Rüsselhausen. Rüsselhausen, auch liebevoll „Kleine Schweiz“ genannt, ist ein Dorf wie aus dem Bilderbuch – mit 118 Einwohnern, einer Dorflinde als Treffpunkt und einer Ortsvorsteherin, die mit Herz und Verstand die Geschicke lenkt. Doch hinter der Idylle verbergen sich spannende Geschichten von Gemeinschaftssinn, Tradition und modernem Unternehmergeist. Ein Blick in das Leben eines kleinen Ortes, der Großes leistet.

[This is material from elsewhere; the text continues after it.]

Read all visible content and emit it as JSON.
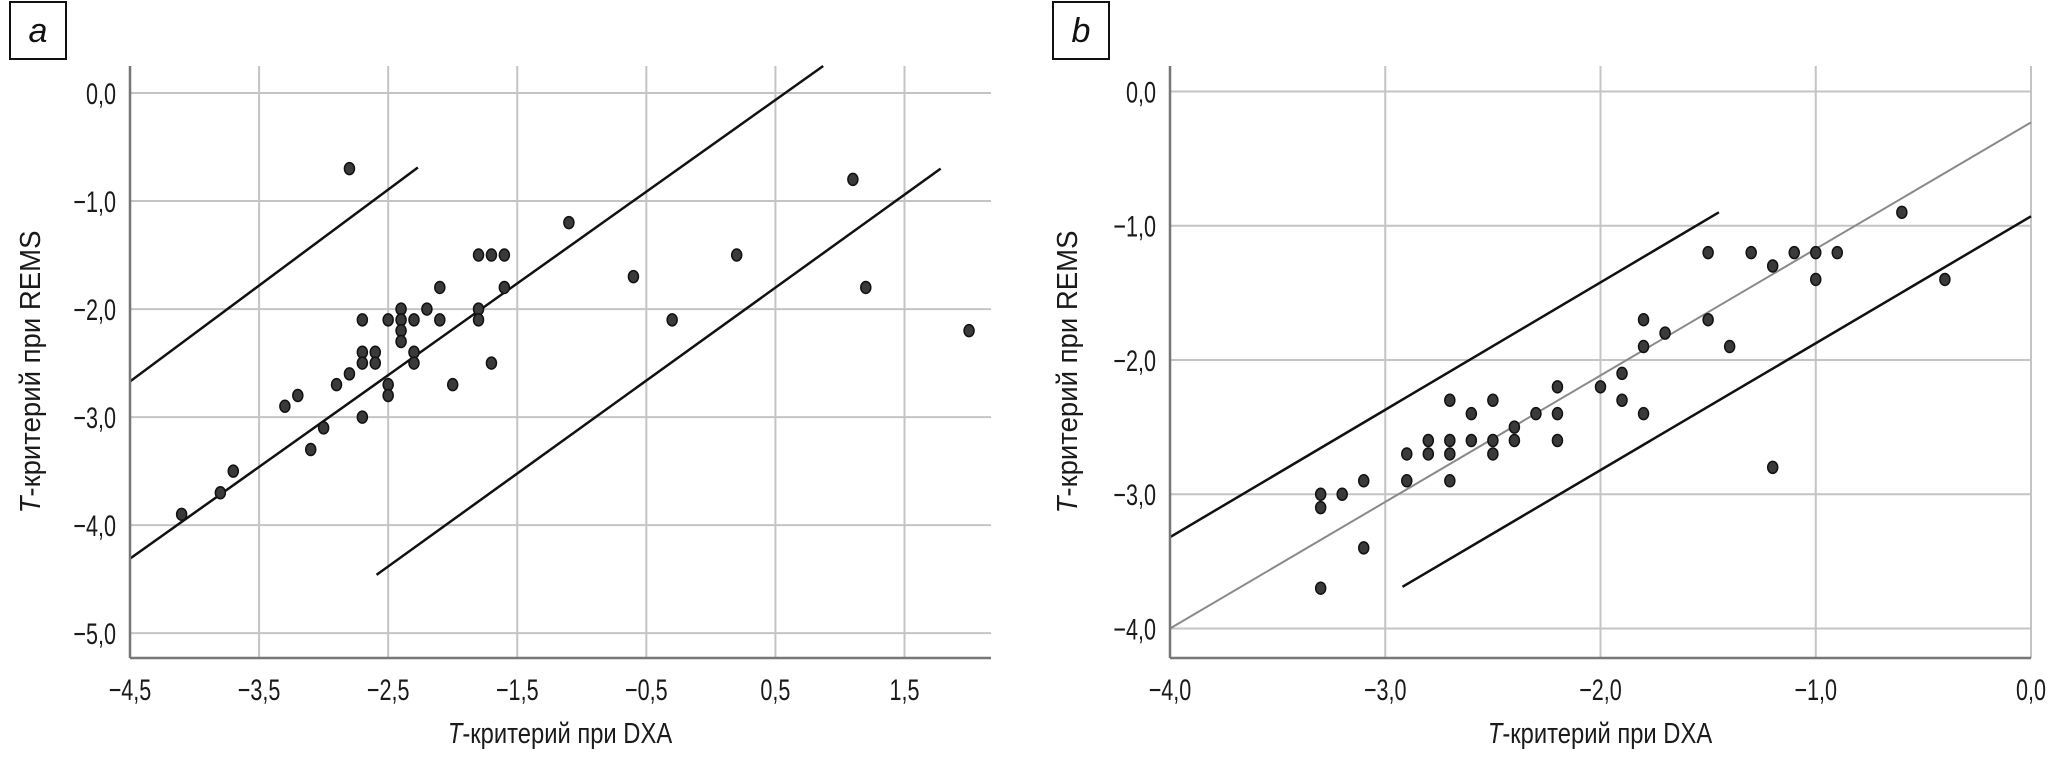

„Kleine Schweiz“, das hört sich zunächst einmal seltsam an. Wohnen da etwa Menschen mit prall gefüllten Bankkonten? Anja Blank, die Ortsvorsteherin in Rüsselhausen, kann das Rätsel schnell lösen: „Schon lange wird Rüsselhausen die „Kleine Schweiz“ genannt. Das hat aber nichts mit Reichtum, sondern mit der idyllischen Lage zu tun, die viele Menschen an das Alpenland erinnert.“ Sie selbst wohnt mit Mann und zwei Kindern hier und ist, wie schon ihre Eltern, geborene Rüsselhäuserin.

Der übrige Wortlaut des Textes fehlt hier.